In Spring 2023, the one person exhibition Bony Ramirez: Caribaby was presented at the Sugar Hill Children's Museum at the historic community of Sugar Hill in Harlem, New York. The show included paintings, drawings, installations, and sculptures made of found materials to celebrate Caribbean material culture and natural landscapes.

Ramirez received a solo show at Jeffrey Deitch's gallery in New York. The exhibition Bony Ramirez: Tropical Apex presented in Fall of 2023, featured a number of paintings and sculptures that relate to Ramirez's lived experience in the Dominican Republic and the United States. In the show, on top of his figurative colorful paintings, the artist's interest in taxidermy and the Caribbean fauna is represented through a bullhead attached to a wood panel placed at the entrance of the exhibition and by representations of cockfighting.

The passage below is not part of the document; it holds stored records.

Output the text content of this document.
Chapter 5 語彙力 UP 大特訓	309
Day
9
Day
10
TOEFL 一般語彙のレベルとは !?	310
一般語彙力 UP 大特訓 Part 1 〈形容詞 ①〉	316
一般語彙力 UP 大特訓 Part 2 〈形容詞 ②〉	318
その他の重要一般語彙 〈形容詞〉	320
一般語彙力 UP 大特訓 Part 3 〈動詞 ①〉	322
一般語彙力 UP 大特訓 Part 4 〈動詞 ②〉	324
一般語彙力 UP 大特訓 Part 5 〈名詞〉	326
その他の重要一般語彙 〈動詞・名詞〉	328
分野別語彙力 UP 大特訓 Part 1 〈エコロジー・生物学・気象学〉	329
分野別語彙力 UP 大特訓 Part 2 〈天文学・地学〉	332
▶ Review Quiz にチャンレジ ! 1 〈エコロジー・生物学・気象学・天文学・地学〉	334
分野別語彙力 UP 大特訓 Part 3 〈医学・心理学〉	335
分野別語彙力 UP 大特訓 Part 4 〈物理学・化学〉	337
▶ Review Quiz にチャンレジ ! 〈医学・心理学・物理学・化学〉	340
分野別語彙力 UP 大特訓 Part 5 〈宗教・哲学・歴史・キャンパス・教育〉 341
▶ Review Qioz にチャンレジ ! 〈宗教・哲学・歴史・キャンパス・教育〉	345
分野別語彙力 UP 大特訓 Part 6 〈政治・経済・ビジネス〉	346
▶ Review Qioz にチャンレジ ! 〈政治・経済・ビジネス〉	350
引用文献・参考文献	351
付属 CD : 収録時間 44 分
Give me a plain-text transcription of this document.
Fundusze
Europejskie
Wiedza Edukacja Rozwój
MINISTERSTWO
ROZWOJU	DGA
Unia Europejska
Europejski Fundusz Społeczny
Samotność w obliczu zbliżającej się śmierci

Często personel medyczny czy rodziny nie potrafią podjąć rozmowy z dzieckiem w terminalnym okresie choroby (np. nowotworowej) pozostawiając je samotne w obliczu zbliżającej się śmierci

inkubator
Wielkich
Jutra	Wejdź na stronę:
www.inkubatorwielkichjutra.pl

In 2024, Ramirez is presenting the solo show Bony Ramirez: Cattleya at the Newark Museum of Art. The installation is organized in dialogue with the institution's collection.

== Collections ==
Ramirez's work Fiera: Views from the Outside (2021) is on view in the collection display at the Pérez Art Museum Miami, Florida. The painting Adonde están los aguacates? - Where Are the Avocados? (2021) has entered the collection of the Institute of Contemporary Art, Miami. The Museum of Fine Arts, Boston; and the X Museum, in Beijing, have also acquired Ramirez's work for their collection.